Os trabalhadores da empresa Transgomes de transporte de carga Lda, com sede na freguesia de Figueiredo, concelho Braga, estão há 13 dias em vigília à porta da empresa para garantirem que a administração não retira os quatro camiões que ainda estão na empresa.
Antes das férias de verão o administrador informou os trabalhadores que a empresa havia sido vendida a uma pessoa de nacionalidade espanhola e que iriam de férias em agosto, ao contrário do que acontecia normalmente. Regressados de férias, os trabalhadores não conseguem falar com a administração da empresa que lhes está a dever já dois meses de salário e o subsídio de férias. Acresce que, alegadamente, 22 dos 26 camiões da empresa já saíram das instalações da mesma para parte incerta.

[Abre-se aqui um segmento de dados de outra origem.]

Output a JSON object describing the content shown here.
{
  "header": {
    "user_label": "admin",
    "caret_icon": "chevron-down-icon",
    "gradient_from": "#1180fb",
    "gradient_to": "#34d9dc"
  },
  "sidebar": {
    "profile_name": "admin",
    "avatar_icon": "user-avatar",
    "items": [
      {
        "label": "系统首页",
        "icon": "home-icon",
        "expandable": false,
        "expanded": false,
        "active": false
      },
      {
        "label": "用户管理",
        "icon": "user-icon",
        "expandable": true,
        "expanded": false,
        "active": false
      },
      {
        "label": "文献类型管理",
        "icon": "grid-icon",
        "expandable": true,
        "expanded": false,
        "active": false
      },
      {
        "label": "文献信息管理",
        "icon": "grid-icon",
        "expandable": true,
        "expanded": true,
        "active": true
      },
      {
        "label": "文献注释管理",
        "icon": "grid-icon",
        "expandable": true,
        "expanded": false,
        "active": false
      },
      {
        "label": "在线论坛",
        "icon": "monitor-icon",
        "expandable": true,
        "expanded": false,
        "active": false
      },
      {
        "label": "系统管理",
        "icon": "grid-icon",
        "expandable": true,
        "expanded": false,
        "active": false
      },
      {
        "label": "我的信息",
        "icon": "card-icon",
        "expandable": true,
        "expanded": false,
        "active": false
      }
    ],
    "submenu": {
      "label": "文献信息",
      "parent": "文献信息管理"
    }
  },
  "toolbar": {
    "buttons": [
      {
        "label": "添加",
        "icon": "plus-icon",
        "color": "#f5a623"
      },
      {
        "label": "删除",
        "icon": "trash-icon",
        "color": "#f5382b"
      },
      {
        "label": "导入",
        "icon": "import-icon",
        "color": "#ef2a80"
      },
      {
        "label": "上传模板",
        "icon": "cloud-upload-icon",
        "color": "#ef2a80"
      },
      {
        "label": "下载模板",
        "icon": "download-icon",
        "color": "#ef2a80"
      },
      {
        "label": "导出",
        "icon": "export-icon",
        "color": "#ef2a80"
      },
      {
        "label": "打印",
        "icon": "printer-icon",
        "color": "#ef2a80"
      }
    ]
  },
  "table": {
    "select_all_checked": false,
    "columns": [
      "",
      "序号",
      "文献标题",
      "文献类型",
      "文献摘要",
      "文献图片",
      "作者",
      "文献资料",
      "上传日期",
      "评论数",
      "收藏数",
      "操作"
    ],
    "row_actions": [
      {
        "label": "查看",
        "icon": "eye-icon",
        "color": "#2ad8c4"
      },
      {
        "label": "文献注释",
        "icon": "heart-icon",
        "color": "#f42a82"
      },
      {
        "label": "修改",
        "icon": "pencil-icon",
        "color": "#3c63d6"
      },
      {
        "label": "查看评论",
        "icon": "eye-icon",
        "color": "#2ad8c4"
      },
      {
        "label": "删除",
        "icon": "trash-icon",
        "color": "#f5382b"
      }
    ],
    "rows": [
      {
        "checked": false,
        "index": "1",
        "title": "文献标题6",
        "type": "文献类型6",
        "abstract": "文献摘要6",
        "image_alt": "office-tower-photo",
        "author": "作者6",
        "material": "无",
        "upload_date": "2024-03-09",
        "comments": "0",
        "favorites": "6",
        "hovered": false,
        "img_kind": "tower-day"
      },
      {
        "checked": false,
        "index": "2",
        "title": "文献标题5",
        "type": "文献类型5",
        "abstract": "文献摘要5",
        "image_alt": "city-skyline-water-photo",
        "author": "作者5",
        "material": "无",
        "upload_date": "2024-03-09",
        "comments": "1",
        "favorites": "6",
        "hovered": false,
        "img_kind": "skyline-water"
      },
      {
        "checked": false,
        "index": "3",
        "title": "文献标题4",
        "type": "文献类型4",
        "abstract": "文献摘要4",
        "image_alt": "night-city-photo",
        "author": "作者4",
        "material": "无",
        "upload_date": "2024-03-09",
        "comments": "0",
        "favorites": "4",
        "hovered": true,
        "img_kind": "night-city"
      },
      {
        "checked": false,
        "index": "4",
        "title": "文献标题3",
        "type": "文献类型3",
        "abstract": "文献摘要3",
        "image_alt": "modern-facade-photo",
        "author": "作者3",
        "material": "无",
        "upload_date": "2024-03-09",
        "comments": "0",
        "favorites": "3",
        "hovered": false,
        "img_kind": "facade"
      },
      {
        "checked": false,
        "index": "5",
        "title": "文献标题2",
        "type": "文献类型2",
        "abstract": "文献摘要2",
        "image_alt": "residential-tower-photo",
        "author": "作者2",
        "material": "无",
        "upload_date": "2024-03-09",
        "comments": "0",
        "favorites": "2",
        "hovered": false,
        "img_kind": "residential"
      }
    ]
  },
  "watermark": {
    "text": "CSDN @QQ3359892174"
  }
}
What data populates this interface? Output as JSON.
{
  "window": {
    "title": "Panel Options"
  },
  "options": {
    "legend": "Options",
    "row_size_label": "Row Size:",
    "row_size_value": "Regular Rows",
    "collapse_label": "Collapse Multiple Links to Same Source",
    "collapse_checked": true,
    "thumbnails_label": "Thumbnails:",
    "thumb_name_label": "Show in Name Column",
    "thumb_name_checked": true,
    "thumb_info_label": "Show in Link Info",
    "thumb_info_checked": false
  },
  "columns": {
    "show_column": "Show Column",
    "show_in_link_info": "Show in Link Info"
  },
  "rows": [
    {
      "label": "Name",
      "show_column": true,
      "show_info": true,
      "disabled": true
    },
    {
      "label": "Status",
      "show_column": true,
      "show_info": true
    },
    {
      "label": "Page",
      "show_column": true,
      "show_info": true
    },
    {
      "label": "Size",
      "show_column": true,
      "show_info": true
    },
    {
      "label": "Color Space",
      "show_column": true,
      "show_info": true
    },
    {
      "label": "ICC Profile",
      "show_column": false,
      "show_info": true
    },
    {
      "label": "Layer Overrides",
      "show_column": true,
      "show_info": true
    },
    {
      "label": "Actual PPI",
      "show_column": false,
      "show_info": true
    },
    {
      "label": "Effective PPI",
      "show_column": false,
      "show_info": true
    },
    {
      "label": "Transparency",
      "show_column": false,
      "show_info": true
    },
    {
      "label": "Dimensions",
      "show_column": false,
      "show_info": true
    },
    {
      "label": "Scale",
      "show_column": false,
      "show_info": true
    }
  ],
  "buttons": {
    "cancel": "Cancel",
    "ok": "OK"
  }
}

A Autoridade para as Condições do Trabalho visitou recentemente a empresa mas os trabalhadores não conhecem ainda as conclusões da inspeção efetuada.
O Bloco de Esquerda considera que se devem tomar providências para que a administração da empresa pague os créditos em falta aos trabalhadores e que se esclareça quem é, de facto, o proprietário responsável pela empresa.
Atendendo ao exposto, e ao abrigo das disposições constitucionais e regimentais aplicáveis, o Grupo Parlamentar do Bloco de Esquerda vem por este meio dirigir ao Governo, através do Ministério da Economia e do Emprego, as seguintes perguntas:
1. Tem o MEE conhecimento da situação destes trabalhadores?
2. Que esforços irá realizar o MEE para que a situação destes trabalhadores seja resolvida?
3. Quem é o atual proprietário da empresa Transgomes?
4. Quais são as conclusões do relatório da inspeção realizada pela ACT?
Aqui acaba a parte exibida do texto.